You need to do this project without the help of your old buddy Google. All code must be originally yours or be modified from code that we built in class. You can ask Google how Python works with matrices and the like, but searching directly for the algorithms (which are actually well-known, well-studied, and named algorithms) is not allowed.

Finally, solving systems of equations with the |np.linalg.solve() command can only be done to verify or check your answer(s).


[^0]:    ${ }^{1}$ You should also note that $\|\boldsymbol{u}\|=\sqrt{\boldsymbol{u} \cdot \boldsymbol{u}}$ is not the only definition of distance. More generally, if you let $\langle\boldsymbol{u}, \boldsymbol{v}\rangle$ be an inner product for $\boldsymbol{u}$ and $\boldsymbol{v}$ in some vector space $\mathcal{V}$ then $\|\boldsymbol{u}\|=\sqrt{\langle\boldsymbol{u}, \boldsymbol{u}\rangle}$. In most cases in this text we will be using the dot product as our prefered inner product so we won't have to worry much about this particular natural extension of the definition of the length of a vector.

[^1]:    ${ }^{2}$ You might have thought that naive multiplication was a much more natural way to do matrix multiplication when you first saw it. Hopefully now you see the power in the definition of matrix multiplication that we actually use. If not, then I give you this moment to ponder that (a) matrix multiplication is just a bunch of dot products, and (b) dot products can be seen as projections. Hence, matrix multiplication is really just a projection of the rows of $A$ onto the columns of $B$. This has much more rich geometric flavor than naive multiplication.

[^2]:    ${ }^{3}$ Take careful note here. We have actually just built a special case of the $L U$ decomposition. Remember that in row reduction you are allowed to swap the order of the rows, but in our $L U$ algorithm we don't have any row swaps. The version of $L U$ with row swaps is called $L U$ with partial pivoting. We won't built the full partial pivoting algorithm in this text but feel free to look it up. The wikipedia page is a decent place to start. What you'll find is that there are indeed many different versions of the $L U$ decomposition.

[^3]:    ${ }^{4}$ Numerical Linear Algebra is a huge field and there is way more to say ... but alas, this is an introductory course in numerical methods so we can't do everything. Sigh.
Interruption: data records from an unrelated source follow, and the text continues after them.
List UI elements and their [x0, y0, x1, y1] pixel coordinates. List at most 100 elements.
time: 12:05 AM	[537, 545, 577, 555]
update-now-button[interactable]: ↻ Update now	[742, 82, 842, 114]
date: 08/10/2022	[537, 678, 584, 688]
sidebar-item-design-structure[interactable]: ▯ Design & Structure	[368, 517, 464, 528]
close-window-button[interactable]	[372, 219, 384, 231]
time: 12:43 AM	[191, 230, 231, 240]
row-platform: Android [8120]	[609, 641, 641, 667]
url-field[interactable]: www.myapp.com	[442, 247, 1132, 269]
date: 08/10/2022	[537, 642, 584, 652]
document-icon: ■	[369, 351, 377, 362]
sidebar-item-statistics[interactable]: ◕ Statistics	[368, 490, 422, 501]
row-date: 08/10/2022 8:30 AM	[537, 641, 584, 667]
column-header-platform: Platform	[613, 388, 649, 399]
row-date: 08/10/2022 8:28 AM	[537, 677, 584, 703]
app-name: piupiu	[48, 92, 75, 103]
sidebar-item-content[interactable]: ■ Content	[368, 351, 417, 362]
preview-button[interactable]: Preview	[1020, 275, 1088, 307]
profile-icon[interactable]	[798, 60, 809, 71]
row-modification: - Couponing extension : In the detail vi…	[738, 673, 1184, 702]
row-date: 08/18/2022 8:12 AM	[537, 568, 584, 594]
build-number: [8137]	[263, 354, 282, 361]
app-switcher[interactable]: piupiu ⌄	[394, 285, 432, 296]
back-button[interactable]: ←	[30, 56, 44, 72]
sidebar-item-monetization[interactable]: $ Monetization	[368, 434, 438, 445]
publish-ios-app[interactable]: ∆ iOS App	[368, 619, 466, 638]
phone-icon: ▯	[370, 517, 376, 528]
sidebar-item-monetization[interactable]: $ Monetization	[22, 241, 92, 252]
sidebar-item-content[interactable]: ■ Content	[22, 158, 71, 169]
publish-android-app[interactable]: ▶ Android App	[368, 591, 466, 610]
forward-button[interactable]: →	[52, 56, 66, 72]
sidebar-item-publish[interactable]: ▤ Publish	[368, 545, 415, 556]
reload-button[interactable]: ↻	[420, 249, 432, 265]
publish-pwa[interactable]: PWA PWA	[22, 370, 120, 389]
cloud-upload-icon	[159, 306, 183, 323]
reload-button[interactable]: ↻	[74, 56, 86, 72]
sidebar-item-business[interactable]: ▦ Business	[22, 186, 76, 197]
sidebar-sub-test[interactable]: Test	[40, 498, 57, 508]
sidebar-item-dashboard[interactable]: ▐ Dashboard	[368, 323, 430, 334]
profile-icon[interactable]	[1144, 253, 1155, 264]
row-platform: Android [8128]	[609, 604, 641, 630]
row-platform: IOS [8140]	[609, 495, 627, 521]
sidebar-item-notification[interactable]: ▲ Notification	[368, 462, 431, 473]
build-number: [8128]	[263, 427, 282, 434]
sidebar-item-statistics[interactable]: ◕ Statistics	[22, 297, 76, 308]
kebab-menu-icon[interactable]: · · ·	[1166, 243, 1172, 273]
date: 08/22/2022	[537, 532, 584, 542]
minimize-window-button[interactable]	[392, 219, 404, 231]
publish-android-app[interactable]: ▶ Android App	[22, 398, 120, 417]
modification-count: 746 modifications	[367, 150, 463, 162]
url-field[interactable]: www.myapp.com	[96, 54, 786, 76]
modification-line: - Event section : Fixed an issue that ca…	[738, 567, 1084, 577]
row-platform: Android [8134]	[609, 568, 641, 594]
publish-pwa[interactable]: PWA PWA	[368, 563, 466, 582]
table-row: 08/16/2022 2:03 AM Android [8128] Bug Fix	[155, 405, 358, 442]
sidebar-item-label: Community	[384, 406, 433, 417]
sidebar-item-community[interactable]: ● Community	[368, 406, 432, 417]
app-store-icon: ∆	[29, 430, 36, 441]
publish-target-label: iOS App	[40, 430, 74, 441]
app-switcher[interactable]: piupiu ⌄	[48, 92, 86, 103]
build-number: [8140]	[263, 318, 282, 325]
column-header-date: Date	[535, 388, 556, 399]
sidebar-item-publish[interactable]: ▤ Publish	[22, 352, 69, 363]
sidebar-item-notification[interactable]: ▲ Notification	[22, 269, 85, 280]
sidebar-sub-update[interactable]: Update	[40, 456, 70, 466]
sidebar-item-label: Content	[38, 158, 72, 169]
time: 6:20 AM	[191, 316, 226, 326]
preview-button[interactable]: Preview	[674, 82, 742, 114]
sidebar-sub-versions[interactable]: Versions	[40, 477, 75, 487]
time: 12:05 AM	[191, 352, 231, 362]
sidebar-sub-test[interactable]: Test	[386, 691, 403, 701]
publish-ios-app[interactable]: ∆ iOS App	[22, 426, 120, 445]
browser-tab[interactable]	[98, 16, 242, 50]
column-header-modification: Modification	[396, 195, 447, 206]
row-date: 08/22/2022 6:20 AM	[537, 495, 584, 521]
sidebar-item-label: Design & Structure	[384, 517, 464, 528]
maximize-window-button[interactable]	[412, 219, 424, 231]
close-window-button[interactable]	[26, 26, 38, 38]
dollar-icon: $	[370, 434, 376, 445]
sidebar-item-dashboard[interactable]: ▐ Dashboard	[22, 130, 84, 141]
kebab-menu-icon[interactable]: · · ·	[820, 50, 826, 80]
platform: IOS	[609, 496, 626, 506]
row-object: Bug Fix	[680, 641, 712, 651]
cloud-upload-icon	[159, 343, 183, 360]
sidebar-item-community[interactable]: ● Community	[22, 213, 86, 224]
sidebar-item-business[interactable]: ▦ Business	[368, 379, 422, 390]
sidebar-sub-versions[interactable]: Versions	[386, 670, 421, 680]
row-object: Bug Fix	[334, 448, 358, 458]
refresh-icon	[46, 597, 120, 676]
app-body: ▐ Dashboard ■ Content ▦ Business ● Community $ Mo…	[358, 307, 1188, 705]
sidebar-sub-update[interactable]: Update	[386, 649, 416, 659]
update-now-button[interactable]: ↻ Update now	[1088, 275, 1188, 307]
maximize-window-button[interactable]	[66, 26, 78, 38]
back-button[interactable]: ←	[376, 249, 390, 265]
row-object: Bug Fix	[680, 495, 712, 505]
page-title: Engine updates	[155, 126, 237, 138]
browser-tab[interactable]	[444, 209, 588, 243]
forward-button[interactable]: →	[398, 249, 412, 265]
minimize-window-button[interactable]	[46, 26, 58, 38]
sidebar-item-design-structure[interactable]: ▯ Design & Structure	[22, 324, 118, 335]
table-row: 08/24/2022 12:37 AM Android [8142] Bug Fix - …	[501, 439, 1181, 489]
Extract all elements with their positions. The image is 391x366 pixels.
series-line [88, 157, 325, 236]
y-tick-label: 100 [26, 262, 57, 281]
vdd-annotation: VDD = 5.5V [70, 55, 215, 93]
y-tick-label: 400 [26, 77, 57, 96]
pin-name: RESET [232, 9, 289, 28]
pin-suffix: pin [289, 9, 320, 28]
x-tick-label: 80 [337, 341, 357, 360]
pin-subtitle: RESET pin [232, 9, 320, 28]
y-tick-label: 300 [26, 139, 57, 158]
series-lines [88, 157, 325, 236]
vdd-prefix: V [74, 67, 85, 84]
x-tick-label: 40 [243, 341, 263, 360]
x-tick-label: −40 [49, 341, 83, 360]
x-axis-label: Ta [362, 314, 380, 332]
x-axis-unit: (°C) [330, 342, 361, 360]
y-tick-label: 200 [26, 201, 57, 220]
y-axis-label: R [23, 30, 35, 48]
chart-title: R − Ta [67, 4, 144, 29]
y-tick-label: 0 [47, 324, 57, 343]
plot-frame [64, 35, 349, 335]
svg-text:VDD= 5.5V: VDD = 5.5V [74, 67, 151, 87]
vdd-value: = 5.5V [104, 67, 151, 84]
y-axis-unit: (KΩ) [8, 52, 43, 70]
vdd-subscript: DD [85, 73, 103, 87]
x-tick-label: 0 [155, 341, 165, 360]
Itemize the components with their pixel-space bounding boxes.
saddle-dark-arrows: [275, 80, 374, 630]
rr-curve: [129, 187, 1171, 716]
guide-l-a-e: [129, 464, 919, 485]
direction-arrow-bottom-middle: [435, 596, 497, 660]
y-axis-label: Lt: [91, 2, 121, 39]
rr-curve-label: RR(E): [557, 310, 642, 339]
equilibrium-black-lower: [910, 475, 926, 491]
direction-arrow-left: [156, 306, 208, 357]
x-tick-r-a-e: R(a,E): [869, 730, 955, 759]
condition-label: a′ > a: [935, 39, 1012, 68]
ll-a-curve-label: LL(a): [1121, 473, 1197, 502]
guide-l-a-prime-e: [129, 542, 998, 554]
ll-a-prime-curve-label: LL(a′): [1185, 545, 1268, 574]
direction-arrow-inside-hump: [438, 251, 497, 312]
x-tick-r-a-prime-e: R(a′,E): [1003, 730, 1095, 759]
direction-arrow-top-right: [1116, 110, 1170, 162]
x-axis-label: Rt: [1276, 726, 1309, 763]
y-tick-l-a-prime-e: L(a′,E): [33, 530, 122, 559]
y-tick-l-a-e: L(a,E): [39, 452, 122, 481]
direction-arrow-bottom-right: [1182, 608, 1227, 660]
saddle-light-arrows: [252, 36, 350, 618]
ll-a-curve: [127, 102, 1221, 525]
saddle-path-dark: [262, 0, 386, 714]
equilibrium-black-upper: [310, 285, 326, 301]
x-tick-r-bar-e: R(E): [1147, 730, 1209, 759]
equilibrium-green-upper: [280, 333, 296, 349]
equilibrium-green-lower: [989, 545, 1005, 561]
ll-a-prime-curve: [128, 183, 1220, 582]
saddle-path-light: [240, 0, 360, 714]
[^4]:    ${ }^{5}$ To build a matrix with specific eigenvalues it may be helpful to recall the matrix factorization $A=P D P^{-1}$ where the columns of $P$ are the eigenvectors of $A$ and the diagonal entries of $D$ are the eigenvalues. If you choose $P$ and $D$ then you can build $A$ with your specific eigen-structure. If you are looking for complex eigenvalues then remember that the eigenvectors may well be complex too.

[^5]:    ${ }^{6}$ Actually, the determinant computation uses LU with partial pivoting which we did not cover here in the text. What we are looking at in this exercise is a smaller subcase of what happens when you have a matrix $A$ that does not require any row swaps in the row reduction process.

[^6]:    ${ }^{7}$ Technically speaking we should not call this a "factorization" since we have not split the matrix $A$ into a product of two matrices. Instead we should call it a "partition" since in number theory we call the process of breaking an integer into the sum of two integers is called a "partition." Even so, we will still use the word factorization here for simpllicity.